The better, more fiscally prudent approach is to hold the line on programs, and even try to shrink them if at all possible, and use the savings for needed capital expenditures. We in Southern Maryland know all too well the financial burden on our counties of the increased population. That burden translates into the need for more or improved schools and more or expanded roads.
There's another temptation: to conclude that floating bonds is a painless way to do capital projects. After all the cost is spread out over time. What could be easier. Well the cost of that debt service is one of the parts of the state budget which is increasing the fastest. And even though we, here and now, don't have to pay for all of the cost, your children and grandchildren will continue to pay and pay for those decisions now.
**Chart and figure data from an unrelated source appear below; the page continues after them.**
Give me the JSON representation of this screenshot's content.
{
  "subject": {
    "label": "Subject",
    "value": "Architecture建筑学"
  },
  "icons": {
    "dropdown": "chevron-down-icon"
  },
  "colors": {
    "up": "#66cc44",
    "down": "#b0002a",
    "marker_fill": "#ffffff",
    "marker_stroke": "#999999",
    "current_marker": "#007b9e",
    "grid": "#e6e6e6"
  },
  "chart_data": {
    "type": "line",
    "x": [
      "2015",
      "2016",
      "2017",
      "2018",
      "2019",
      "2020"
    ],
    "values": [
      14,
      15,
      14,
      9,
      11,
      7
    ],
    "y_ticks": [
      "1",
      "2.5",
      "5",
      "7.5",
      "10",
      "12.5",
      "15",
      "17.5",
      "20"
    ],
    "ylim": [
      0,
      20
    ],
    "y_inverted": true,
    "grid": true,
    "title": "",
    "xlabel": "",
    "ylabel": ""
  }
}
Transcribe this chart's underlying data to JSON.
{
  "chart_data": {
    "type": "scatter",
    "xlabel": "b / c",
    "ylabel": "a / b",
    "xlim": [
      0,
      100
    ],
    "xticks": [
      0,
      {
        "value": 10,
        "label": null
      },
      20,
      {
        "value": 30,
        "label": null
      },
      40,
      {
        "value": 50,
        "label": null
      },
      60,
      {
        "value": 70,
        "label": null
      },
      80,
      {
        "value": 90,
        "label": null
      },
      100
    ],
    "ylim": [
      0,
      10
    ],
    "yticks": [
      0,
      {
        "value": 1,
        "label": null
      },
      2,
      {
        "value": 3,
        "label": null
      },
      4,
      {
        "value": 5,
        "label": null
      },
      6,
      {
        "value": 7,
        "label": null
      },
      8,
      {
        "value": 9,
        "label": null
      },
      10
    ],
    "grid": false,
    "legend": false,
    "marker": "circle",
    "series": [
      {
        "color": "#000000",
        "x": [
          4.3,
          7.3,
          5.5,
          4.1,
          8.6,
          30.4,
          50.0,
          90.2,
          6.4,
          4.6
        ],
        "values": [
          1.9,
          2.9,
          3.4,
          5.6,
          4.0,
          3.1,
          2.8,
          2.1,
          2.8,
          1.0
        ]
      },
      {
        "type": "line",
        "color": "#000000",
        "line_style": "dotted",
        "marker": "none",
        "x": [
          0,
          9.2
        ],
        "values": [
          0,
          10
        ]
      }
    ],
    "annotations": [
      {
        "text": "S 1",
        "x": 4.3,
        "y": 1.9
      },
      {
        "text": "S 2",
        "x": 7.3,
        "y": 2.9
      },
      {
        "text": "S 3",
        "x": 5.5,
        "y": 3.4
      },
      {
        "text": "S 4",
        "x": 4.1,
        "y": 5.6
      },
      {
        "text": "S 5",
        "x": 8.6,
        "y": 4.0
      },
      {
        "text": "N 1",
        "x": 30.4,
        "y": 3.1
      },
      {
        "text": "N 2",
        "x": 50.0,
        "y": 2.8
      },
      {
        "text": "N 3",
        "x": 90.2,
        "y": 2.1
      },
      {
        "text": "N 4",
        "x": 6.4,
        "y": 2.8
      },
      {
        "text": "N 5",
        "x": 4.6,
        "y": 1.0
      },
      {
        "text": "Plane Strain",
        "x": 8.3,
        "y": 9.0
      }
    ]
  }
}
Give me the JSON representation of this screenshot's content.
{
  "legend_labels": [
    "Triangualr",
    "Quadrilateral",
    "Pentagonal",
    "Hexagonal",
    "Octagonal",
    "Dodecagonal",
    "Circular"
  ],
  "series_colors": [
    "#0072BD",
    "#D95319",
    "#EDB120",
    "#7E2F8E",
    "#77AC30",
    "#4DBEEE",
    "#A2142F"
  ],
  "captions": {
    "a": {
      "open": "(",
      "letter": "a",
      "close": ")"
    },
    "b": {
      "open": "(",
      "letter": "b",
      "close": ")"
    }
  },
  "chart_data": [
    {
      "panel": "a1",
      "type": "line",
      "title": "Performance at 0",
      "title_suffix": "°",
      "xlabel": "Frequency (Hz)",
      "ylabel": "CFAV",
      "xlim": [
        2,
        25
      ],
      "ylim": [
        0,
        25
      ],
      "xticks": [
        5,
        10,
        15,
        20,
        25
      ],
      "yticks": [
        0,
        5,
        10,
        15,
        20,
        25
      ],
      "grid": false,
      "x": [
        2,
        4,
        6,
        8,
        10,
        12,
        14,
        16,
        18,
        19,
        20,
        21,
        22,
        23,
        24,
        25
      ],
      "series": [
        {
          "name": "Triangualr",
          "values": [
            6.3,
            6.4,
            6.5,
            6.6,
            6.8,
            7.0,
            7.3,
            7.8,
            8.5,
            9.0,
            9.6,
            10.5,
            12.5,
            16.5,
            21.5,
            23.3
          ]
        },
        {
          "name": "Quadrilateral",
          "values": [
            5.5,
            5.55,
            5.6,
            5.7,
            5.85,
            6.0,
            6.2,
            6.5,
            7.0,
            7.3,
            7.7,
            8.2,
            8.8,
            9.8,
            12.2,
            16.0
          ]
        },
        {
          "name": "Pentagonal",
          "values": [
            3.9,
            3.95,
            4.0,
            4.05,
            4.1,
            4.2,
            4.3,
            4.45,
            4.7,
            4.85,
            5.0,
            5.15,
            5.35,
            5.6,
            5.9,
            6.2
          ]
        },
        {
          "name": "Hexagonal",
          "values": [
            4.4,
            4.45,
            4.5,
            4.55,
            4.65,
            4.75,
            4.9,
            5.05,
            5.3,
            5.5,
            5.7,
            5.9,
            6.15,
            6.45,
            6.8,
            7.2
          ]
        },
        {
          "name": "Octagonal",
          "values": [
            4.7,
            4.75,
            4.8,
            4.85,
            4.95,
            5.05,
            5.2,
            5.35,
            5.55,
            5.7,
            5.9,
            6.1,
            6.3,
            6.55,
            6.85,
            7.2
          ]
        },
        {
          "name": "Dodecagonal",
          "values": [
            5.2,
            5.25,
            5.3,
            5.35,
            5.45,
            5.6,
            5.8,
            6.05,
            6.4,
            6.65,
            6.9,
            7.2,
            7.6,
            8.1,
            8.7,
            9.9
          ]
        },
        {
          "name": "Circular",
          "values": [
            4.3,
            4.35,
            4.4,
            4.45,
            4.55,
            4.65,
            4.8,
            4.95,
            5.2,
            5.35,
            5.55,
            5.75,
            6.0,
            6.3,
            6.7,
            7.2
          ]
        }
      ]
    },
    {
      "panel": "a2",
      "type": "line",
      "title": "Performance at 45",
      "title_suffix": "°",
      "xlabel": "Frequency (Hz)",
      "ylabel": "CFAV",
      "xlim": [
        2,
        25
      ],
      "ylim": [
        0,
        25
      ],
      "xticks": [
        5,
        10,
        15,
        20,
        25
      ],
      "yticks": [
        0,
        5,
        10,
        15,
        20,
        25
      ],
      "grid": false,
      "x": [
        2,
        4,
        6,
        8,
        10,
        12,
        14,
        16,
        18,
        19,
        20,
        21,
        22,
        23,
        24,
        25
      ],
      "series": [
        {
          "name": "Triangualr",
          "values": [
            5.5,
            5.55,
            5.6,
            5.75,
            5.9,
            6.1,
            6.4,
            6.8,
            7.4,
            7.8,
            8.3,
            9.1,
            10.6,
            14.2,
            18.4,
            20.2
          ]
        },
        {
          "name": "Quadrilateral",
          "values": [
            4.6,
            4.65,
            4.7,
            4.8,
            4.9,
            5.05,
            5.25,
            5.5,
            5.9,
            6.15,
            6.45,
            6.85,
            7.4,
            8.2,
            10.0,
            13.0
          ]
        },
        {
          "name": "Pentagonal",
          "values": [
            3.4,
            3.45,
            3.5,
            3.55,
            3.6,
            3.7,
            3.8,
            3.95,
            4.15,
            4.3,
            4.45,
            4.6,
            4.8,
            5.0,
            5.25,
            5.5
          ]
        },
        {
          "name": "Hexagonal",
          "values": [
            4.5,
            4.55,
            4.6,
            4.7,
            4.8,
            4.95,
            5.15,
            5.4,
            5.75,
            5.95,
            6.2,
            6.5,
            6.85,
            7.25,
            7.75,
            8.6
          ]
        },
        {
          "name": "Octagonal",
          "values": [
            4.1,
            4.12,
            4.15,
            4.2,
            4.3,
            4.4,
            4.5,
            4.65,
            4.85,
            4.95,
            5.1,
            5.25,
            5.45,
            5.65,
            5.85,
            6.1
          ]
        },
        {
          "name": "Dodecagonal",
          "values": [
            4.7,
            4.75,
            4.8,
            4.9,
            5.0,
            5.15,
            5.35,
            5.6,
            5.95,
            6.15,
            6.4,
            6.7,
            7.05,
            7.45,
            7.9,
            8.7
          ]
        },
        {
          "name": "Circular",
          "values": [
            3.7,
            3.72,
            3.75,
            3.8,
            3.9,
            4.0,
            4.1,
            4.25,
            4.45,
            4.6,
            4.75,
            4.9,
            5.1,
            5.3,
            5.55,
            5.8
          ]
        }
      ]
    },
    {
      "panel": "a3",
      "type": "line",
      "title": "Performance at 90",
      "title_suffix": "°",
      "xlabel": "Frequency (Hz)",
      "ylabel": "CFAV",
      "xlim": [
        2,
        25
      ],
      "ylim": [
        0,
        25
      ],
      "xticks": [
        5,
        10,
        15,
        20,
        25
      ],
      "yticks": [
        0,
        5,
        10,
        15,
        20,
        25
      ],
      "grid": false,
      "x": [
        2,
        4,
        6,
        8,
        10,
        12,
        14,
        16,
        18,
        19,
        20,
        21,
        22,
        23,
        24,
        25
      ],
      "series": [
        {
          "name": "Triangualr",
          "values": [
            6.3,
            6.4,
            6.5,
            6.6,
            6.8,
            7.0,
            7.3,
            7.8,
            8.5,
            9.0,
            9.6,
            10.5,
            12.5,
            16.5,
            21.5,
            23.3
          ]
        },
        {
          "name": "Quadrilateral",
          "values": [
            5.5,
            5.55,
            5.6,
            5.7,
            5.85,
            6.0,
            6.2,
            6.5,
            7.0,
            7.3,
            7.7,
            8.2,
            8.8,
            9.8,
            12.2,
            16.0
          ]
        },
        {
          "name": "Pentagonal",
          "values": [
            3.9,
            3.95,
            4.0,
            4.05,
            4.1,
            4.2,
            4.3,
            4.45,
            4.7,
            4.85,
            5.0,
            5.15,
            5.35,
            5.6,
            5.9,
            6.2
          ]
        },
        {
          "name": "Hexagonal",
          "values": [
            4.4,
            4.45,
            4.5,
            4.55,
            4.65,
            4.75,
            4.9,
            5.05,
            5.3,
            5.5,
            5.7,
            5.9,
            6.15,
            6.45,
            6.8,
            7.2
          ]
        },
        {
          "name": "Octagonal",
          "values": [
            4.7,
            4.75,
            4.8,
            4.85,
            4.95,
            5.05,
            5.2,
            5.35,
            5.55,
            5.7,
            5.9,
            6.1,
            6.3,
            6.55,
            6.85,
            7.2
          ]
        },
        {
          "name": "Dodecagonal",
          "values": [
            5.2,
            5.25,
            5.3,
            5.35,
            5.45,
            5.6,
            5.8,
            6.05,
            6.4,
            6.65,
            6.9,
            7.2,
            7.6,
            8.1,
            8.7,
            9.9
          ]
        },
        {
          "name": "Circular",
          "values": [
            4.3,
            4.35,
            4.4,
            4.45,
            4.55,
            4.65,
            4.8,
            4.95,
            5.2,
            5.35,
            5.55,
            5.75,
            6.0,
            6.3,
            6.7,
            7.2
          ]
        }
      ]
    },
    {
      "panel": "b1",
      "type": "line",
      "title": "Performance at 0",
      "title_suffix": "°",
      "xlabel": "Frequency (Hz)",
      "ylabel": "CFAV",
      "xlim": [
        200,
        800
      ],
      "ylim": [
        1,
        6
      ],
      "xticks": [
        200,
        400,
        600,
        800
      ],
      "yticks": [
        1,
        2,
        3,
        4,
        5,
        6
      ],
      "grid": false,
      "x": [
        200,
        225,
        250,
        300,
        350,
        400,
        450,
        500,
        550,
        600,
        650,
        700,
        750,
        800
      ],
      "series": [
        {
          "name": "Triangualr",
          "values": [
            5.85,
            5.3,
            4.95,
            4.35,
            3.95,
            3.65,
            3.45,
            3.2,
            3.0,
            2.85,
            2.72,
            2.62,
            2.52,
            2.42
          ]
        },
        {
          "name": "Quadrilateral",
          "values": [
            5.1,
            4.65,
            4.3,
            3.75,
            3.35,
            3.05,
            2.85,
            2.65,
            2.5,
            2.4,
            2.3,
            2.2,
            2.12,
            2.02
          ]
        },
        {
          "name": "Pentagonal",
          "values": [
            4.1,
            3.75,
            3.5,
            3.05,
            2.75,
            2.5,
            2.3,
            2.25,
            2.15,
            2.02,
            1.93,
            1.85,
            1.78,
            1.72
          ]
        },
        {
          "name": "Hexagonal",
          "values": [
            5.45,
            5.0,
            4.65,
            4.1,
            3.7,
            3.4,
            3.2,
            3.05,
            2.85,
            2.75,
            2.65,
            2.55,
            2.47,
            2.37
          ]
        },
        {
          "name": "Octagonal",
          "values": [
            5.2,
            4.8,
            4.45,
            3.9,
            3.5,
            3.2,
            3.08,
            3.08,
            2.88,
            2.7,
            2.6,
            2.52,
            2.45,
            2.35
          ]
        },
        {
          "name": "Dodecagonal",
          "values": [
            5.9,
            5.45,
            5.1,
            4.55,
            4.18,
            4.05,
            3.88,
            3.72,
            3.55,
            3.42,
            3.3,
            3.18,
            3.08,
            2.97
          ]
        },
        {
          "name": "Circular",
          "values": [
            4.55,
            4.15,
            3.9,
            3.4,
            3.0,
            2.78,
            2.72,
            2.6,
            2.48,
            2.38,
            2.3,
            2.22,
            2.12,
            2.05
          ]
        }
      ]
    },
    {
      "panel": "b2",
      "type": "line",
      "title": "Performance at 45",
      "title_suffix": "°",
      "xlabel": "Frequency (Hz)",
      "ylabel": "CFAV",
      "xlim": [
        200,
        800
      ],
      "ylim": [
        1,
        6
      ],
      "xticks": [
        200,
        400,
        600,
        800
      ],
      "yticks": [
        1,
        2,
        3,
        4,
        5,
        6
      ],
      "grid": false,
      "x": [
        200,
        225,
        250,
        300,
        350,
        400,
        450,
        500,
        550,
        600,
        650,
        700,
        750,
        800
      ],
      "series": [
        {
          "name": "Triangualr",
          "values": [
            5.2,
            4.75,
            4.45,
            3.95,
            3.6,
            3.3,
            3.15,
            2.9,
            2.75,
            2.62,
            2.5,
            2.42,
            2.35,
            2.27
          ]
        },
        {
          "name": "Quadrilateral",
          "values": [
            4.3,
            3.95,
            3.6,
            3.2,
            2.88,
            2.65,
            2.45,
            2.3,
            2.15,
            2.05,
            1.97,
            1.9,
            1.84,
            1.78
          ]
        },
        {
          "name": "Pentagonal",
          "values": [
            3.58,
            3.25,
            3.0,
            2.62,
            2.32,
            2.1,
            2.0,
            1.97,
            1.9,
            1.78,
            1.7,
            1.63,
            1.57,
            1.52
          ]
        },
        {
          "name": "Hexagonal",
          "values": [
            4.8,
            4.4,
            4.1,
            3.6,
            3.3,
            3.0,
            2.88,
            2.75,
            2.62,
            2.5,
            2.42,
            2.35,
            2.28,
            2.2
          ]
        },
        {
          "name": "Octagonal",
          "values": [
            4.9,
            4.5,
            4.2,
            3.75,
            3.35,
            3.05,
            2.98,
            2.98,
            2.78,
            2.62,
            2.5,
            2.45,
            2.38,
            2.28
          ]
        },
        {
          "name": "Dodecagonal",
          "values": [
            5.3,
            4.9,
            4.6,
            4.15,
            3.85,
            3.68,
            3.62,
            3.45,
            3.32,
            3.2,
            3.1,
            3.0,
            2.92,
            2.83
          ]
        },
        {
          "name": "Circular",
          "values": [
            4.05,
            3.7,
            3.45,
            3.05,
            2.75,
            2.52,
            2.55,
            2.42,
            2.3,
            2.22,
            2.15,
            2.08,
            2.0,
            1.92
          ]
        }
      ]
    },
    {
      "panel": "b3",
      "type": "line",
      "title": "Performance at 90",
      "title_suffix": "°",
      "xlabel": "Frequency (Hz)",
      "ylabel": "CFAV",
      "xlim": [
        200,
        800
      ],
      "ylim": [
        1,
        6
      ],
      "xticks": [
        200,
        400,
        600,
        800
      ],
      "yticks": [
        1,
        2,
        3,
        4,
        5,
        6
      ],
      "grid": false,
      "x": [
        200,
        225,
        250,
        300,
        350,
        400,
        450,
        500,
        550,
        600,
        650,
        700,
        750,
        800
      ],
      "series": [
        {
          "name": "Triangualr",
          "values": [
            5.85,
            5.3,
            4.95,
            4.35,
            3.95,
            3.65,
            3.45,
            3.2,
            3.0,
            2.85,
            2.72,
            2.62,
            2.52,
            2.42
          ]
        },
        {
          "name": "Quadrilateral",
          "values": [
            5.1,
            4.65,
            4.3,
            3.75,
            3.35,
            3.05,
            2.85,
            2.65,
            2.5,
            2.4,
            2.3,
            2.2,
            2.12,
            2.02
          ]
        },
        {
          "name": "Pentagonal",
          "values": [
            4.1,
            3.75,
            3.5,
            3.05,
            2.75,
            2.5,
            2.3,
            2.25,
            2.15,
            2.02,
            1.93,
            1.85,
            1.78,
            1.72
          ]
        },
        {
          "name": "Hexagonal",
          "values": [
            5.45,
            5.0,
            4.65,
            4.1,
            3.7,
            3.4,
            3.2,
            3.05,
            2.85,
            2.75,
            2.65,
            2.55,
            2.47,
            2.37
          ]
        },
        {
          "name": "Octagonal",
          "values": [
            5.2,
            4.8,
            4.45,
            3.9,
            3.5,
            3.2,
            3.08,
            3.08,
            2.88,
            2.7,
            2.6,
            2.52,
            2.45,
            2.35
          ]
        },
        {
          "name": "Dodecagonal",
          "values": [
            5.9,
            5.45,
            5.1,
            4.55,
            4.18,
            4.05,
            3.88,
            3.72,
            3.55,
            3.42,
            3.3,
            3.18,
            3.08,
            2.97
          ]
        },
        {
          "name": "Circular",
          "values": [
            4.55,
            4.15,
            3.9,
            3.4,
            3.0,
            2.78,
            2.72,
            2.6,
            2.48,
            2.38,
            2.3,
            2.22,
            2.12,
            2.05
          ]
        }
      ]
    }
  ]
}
The best approach is to use unexpected surpluses, achieved in boom times, to pay for capital projects. These are one shot expenses which don't put a continuing burden on the taxpayers. And in adopting a pay-as-you-go policy on capital expenditures, we are in fact reducing the amount of money we will have to pay for debt service in subsequent years, be they boom or bust. That helps the operating budget's bottom line.
Taking this prudent approach will allow us to continue to have a high bond rating when it comes time to go to the bond market for necessary projects. Bond rating agencies like government entities that don't always go to the bond market at the drop of a hat. After all the reputation of bond rating agencies is staked on how well they assess an area's fiscal stability.
Maryland so far has managed to retain a high bond rating: AAA from Moody's, Standard & Poors and Fitch's Services. Maryland is the first state to receive a AAA rating from all three rating agencies. The latest bond sale of $250 million was at an interest rate of 4.63 percent.
As I go around my district of Calvert and St. Mary's counties, I am constantly hearing these days about concerns for our ability to accommodate the new people coming in this summer. Some roads have reached gridlock in the last month. Some schools will be overcrowded this week as they open for the new year.
Last week I talked to State Highway Administration District Engineer Paul Armstrong about the road problems, particularly Routes 5 and 246 in the Great Mills area. As Route 235 becomes worse and worse, people are choosing Route 5 as an alternative. I have an on-site meeting scheduled with Mr. Armstrong to go over a proposal for creating three lanes on Route 5. The added third lane would reverse directions in morning and afternoon rush hours.
I recently attended a public hearing on the extension of Route 765 in Solomons. The majority of the persons in attendance, and the county commissioners, agree that the project is needed. They view it as a way to reduce the amount of traffic that needs to go out on Routes 2/4, and thus reducing congestion on that busy major highway. I agree. This is another example of where that surplus money can be used for good purposes.
We also recently got a letter from Maryland Transportation Secretary David Winstead saying he would seriously consider my suggestions for a traffic light at Route 5 and Abell/Moakley streets in Leonardtown and signs warning of congestion on Route 5 in Charlotte Hall.
Let's take some of that $100 million plus surplus and use it for infrastructure here in Southern Maryland. Last year Baltimore schools got the bulk of the largess from Governor Glendening. While we have received substantial state support for infrastructure, we need more and we need to accelerate what has already been promised. This surplus provides the ideal opportunity to do just that.